# Guided Project: Building Fast Queries on a CSV

In this project I will use a csv file adapted from the [Laptop Prices dataset on Kaggle](https://www.kaggle.com/ionaskel/laptop-prices). The IDs have changed and the prices are made integers.


## Variable Descriptions:

**ID:** A unique identifier for the laptop.

**Company:** The name of the company that produces the laptop.

**Product:** The name of the laptop.

**TypeName:** The type of laptop.

**Inches:** The size of the screen in inches.

**ScreenResolution:** The resolution of the screen.

**CPU:** The laptop CPU.

**RAM:** The amount of RAM in the laptop.

**Memory:** The size of the hard drive.

**GPU:** The graphics card name.

**OpSys:** The name of the operating system.

**Weight:** The laptop weight.

**Price:** The price of the laptop.


## Goal of the project

The goal of this guided project is to create a class that represents our inventory.

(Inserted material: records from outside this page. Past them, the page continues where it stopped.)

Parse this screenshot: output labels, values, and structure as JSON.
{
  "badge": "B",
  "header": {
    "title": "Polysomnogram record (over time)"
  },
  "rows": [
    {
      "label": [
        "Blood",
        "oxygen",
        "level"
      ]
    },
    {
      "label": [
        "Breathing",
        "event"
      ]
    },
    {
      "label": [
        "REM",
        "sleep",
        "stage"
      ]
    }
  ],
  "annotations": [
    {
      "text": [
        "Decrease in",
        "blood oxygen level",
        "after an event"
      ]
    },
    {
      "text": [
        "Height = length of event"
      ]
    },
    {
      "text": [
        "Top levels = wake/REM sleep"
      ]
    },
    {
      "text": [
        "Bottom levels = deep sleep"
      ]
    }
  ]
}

The methods in that class will implement the queries that we want to answer about our inventory. We will also preprocess that data to make those queries run faster.

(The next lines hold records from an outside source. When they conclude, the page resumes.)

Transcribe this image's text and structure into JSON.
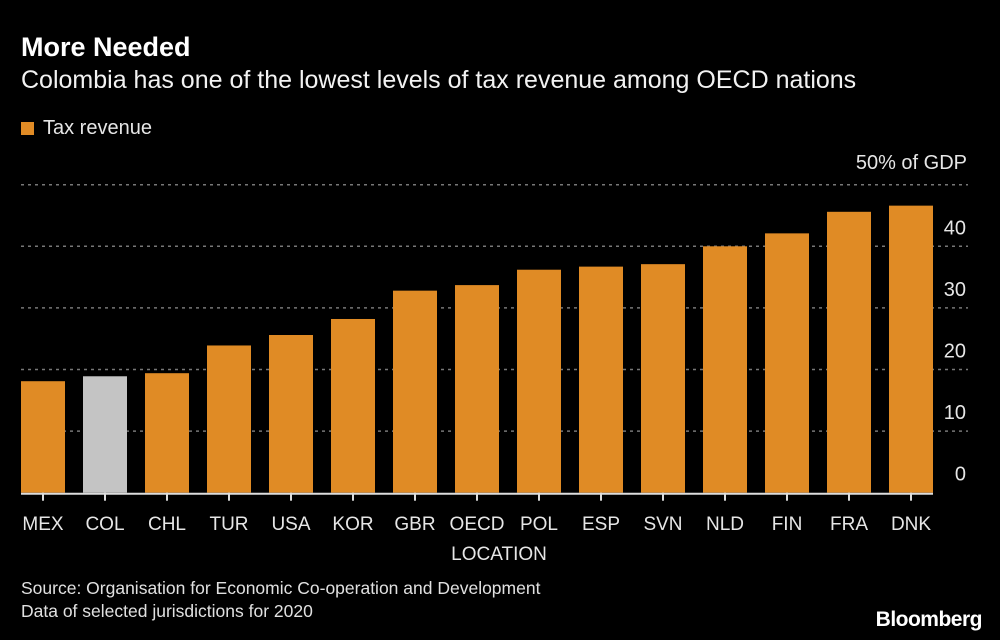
{
  "title": "More Needed",
  "subtitle": "Colombia has one of the lowest levels of tax revenue among OECD nations",
  "source": [
    "Source: Organisation for Economic Co-operation and Development",
    "Data of selected jurisdictions for 2020"
  ],
  "logo": "Bloomberg",
  "chart_data": {
    "type": "bar",
    "categories": [
      "MEX",
      "COL",
      "CHL",
      "TUR",
      "USA",
      "KOR",
      "GBR",
      "OECD",
      "POL",
      "ESP",
      "SVN",
      "NLD",
      "FIN",
      "FRA",
      "DNK"
    ],
    "series": [
      {
        "name": "Tax revenue",
        "values": [
          18.1,
          18.9,
          19.4,
          23.9,
          25.6,
          28.2,
          32.8,
          33.7,
          36.2,
          36.7,
          37.1,
          40.0,
          42.1,
          45.6,
          46.6
        ]
      }
    ],
    "highlight": "COL",
    "xlabel": "LOCATION",
    "ylabel": "",
    "unit_label": "50% of GDP",
    "yticks": [
      0,
      10,
      20,
      30,
      40,
      50
    ],
    "ytick_labels": [
      "0",
      "10",
      "20",
      "30",
      "40"
    ],
    "ylim": [
      0,
      50
    ],
    "grid": true,
    "legend_position": "top-left",
    "y_axis_side": "right",
    "colors": {
      "bar": "#e08b25",
      "highlight": "#c4c4c4",
      "background": "#000000",
      "grid": "#777777"
    }
  }
}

Here are some queries that we will want to answer:

Given a laptop id, find the corresponding data.

Given an amount of money, find whether there are two laptops whose total price is that given amount.

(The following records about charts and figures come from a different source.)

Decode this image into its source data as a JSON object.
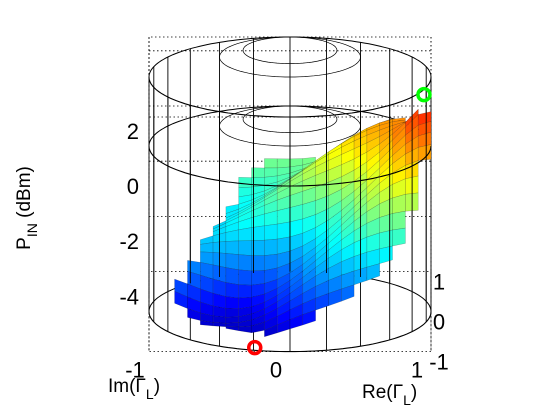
{
  "chart_data": {
    "type": "surface3d",
    "title": "",
    "zlabel": {
      "main": "P",
      "sub": "IN",
      "tail": "  (dBm)"
    },
    "xlabel": {
      "main": "Re(Γ",
      "sub": "L",
      "tail": ")"
    },
    "ylabel": {
      "main": "Im(Γ",
      "sub": "L",
      "tail": ")"
    },
    "zlim": [
      -6,
      2.5
    ],
    "xlim": [
      -1,
      1
    ],
    "ylim": [
      -1,
      1
    ],
    "ztick_labels": [
      "2",
      "0",
      "-2",
      "-4"
    ],
    "ztick_values": [
      2,
      0,
      -2,
      -4
    ],
    "xtick_labels": [
      "-1",
      "0",
      "1"
    ],
    "xtick_values": [
      -1,
      0,
      1
    ],
    "ytick_labels": [
      "1",
      "0",
      "-1"
    ],
    "ytick_values": [
      1,
      0,
      -1
    ],
    "grid": true,
    "colormap": "jet",
    "markers": [
      {
        "label": "",
        "color": "#ff0000",
        "re": -0.97,
        "im": 0.25,
        "p_in": -5.9
      },
      {
        "label": "",
        "color": "#00ff00",
        "re": 0.25,
        "im": -0.95,
        "p_in": 1.5
      }
    ]
  }
}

Identify all laptops whose price falls within a given budget.

#### Exploring the data

In [1]:
import csv

In [6]:
with open('laptops.csv', encoding='utf8') as f:
    file = list(csv.reader(f))
    header = file[0]
    rows = file[1:]

In [7]:
header

['Id',
 'Company',
 'Product',
 'TypeName',
 'Inches',
 'ScreenResolution',
 'Cpu',
 'Ram',
 'Memory',
 'Gpu',
 'OpSys',
 'Weight',
 'Price']

In [8]:
rows[:5]

[['6571244',
  'Apple',
  'MacBook Pro',
  'Ultrabook',
  '13.3',
  'IPS Panel Retina Display 2560x1600',
  'Intel Core i5 2.3GHz',
  '8GB',
  '128GB SSD',
  'Intel Iris Plus Graphics 640',
  'macOS',
  '1.37kg',
  '1339'],
 ['7287764',
  'Apple',
  'Macbook Air',
  'Ultrabook',
  '13.3',
  '1440x900',
  'Intel Core i5 1.8GHz',
  '8GB',
  '128GB Flash Storage',
  'Intel HD Graphics 6000',
  'macOS',
  '1.34kg',
  '898'],
 ['3362737',
  'HP',
  '250 G6',
  'Notebook',
  '15.6',
  'Full HD 1920x1080',
  'Intel Core i5 7200U 2.5GHz',
  '8GB',
  '256GB SSD',
  'Intel HD Graphics 620',
  'No OS',
  '1.86kg',
  '575'],
 ['9722156',
  'Apple',
  'MacBook Pro',
  'Ultrabook',
  '15.4',
  'IPS Panel Retina Display 2880x1800',
  'Intel Core i7 2.7GHz',
  '16GB',
  '512GB SSD',
  'AMD Radeon Pro 455',
  'macOS',
  '1.83kg',
  '2537'],
 ['8550527',
  'Apple',
  'MacBook Pro',
  'Ultrabook',
  '13.3',
  'IPS Panel Retina Display 2560x1600',
  'Intel Core i5 3.1GHz',
  '8GB',
  '256GB SSD',
  'Intel

In [11]:
class Inventory():
    def __init__(self, csv_filename):
        with open(csv_filename) as f:
            file = list(csv.reader(f))
            self.header = file[0]
            self.rows = file[1:]
            for row in self.rows:
                row[-1] = int(row[-1])

In [12]:
instance = Inventory('laptops.csv')

In [13]:
instance.header

['Id',
 'Company',
 'Product',
 'TypeName',
 'Inches',
 'ScreenResolution',
 'Cpu',
 'Ram',
 'Memory',
 'Gpu',
 'OpSys',
 'Weight',
 'Price']

In [14]:
len(instance.rows)

1303

In [17]:
# Creating a function to extract the information of the laptop according to the id

class Inventory():
    def __init__(self, csv_filename):
        with open(csv_filename) as f:
            file = list(csv.reader(f))
            self.header = file[0]
            self.rows = file[1:]
            for row in self.rows:
                row[-1] = int(row[-1])
                
    def get_laptop_from_id(self, laptop_id):
        for row in self.rows:
            if row[0] == laptop_id:
                return row
        return None


In [18]:
instance_test = Inventory('laptops.csv')


In [19]:
instance_test.get_laptop_from_id('3362737')

['3362737',
 'HP',
 '250 G6',
 'Notebook',
 '15.6',
 'Full HD 1920x1080',
 'Intel Core i5 7200U 2.5GHz',
 '8GB',
 '256GB SSD',
 'Intel HD Graphics 620',
 'No OS',
 '1.86kg',
 575]

In [21]:
print(instance_test.get_laptop_from_id('3362736'))

None


#### Notes:

The algorithm from the previous requires us to look at every single row to find the one that we are looking for (or decide that such a row does not exist). This algorithm has time complexity O(R) where R is the number of rows.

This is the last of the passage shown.